Bitcoin and Ethereum. Source: Decrypt/Shutterstock

Em resumo

  • O Bitcoin caiu 2,89% esta semana, fechando em US$ 61.749 depois de não conseguir quebrar a resistência na faixa de US$ 64-65 mil – a zona-chave que os touros precisavam recuperar para mudar a narrativa de curto prazo.
  • Ethereum confirmou uma cruz de morte semanal pela primeira vez em anos, com sua MME de 50 semanas agora abaixo de sua MME de 200 semanas, e os traders de previsão do mercado agora avaliam uma chance de 72,3% de que a ETH atinja US$ 1.500 antes de ver US$ 3.000 novamente.
  • O índice mais amplo de criptografia Fear & Greed está em 23 (medo extremo), os ETFs de Bitcoin à vista acabaram de encerrar uma sequência de saída de US$ 2,7 bilhões de 10 dias.

O mercado de criptografia entra na segunda semana de julho em uma situação difícil.

O Bitcoin está se segurando, mas por pouco, na baixa de US$ 60.000, depois de atingir brevemente as mínimas de 21 meses abaixo de US$ 58.000 na semana passada. Ethereum está abaixo de US$ 1.750, queda de cerca de 4% no dia e mais de 30% no ano passado. O mercado mais amplo está em baixa, é claro, e as altcoins estão em queda mais forte.

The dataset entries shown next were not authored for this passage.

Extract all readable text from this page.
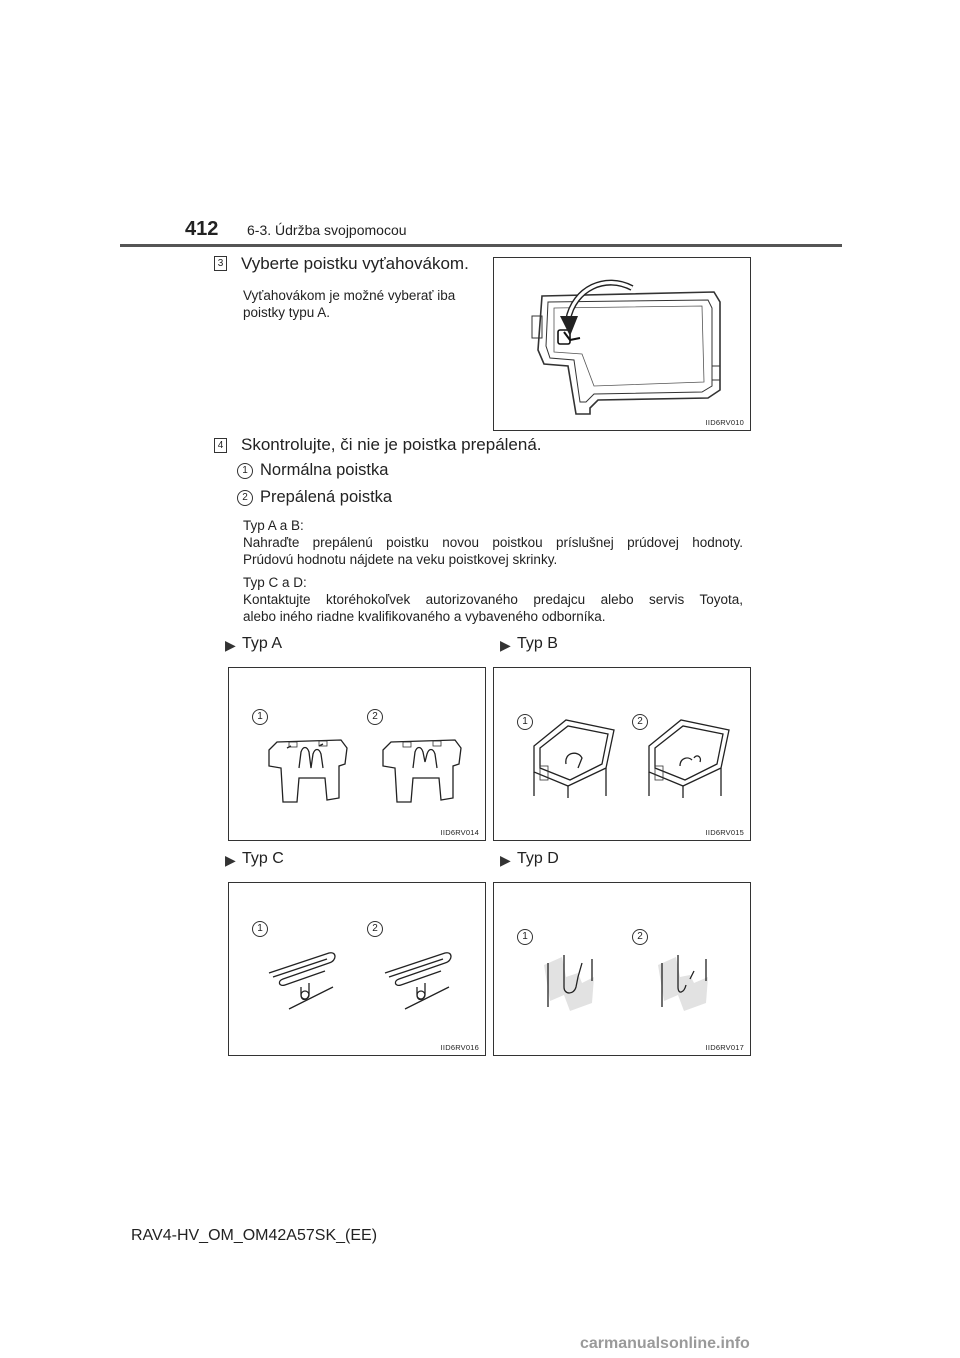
412 6-3. Údržba svojpomocou
3 Vyberte poistku vyťahovákom.
Vyťahovákom je možné vyberať iba
poistky typu A.
IID6RV010
4 Skontrolujte, či nie je poistka prepálená.
1 Normálna poistka
2 Prepálená poistka
Typ A a B:
Nahraďte prepálenú poistku novou poistkou príslušnej prúdovej hodnoty.
Prúdovú hodnotu nájdete na veku poistkovej skrinky.
Typ C a D:
Kontaktujte ktoréhokoľvek autorizovaného predajcu alebo servis Toyota,
alebo iného riadne kvalifikovaného a vybaveného odborníka.
▶ Typ A	▶ Typ B
1	2
IID6RV014
1	2
IID6RV015
▶ Typ C	▶ Typ D
1	2
IID6RV016
1	2
IID6RV017
RAV4-HV_OM_OM42A57SK_(EE)
carmanualsonline.info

A capitalização total do mercado criptográfico, excluindo BTC e ETH, caiu 30% desde janeiro. Os IPOs criptográficos – Gemini, Bullish, BitGo – implodiram desde sua estreia.

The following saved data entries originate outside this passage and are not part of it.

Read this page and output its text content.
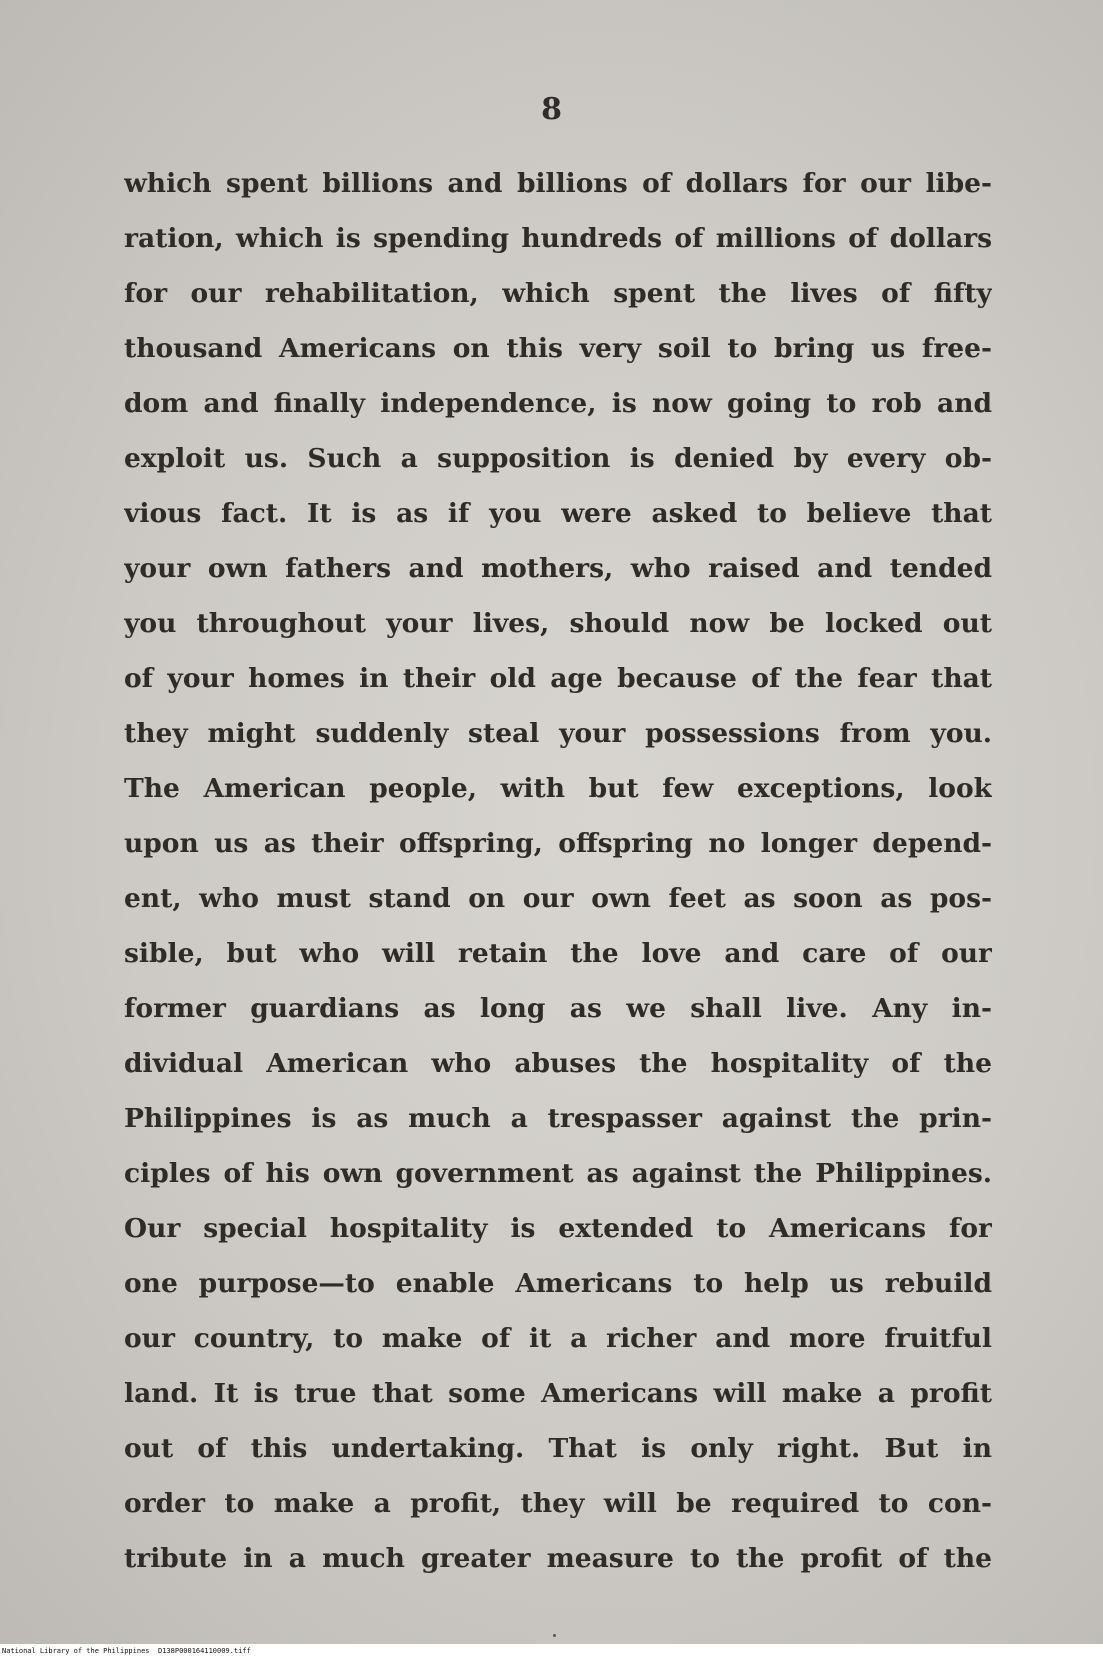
8
which spent billions and billions of dollars for our libe-
ration, which is spending hundreds of millions of dollars
for our rehabilitation, which spent the lives of fifty
thousand Americans on this very soil to bring us free-
dom and finally independence, is now going to rob and
exploit us. Such a supposition is denied by every ob-
vious fact. It is as if you were asked to believe that
your own fathers and mothers, who raised and tended
you throughout your lives, should now be locked out
of your homes in their old age because of the fear that
they might suddenly steal your possessions from you.
The American people, with but few exceptions, look
upon us as their offspring, offspring no longer depend-
ent, who must stand on our own feet as soon as pos-
sible, but who will retain the love and care of our
former guardians as long as we shall live. Any in-
dividual American who abuses the hospitality of the
Philippines is as much a trespasser against the prin-
ciples of his own government as against the Philippines.
Our special hospitality is extended to Americans for
one purpose—to enable Americans to help us rebuild
our country, to make of it a richer and more fruitful
land. It is true that some Americans will make a profit
out of this undertaking. That is only right. But in
order to make a profit, they will be required to con-
tribute in a much greater measure to the profit of the
National Library of the Philippines D138P000164110009.tiff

O clima é, compreensivelmente, sombrio.

Mas os humores sombrios têm uma longa história de estarem errados exatamente na hora errada. Todos os principais ciclos de baixa do Bitcoin desde 2009 terminaram com um rubor, uma leitura de medo extremo e um momento em que a negociação óbvia parecia estar sendo vendida.

O Bitcoin já passou por quatro desses ciclos e, em quase todos os casos, uma fase de compressão antes do halving – onde o preço cai e o sentimento se deteriora antes do próximo choque de oferta – precedeu a próxima etapa de alta. A próxima redução para metade – quando as recompensas da mineração e, portanto, o fornecimento de Bitcoin recém-cunhado, são reduzidos em 50% – está a cerca de 21 meses de distância, o que historicamente é quando a acumulação começa a fazer sentido desconfortável.

A diferença neste ciclo? A criptografia agora é popular.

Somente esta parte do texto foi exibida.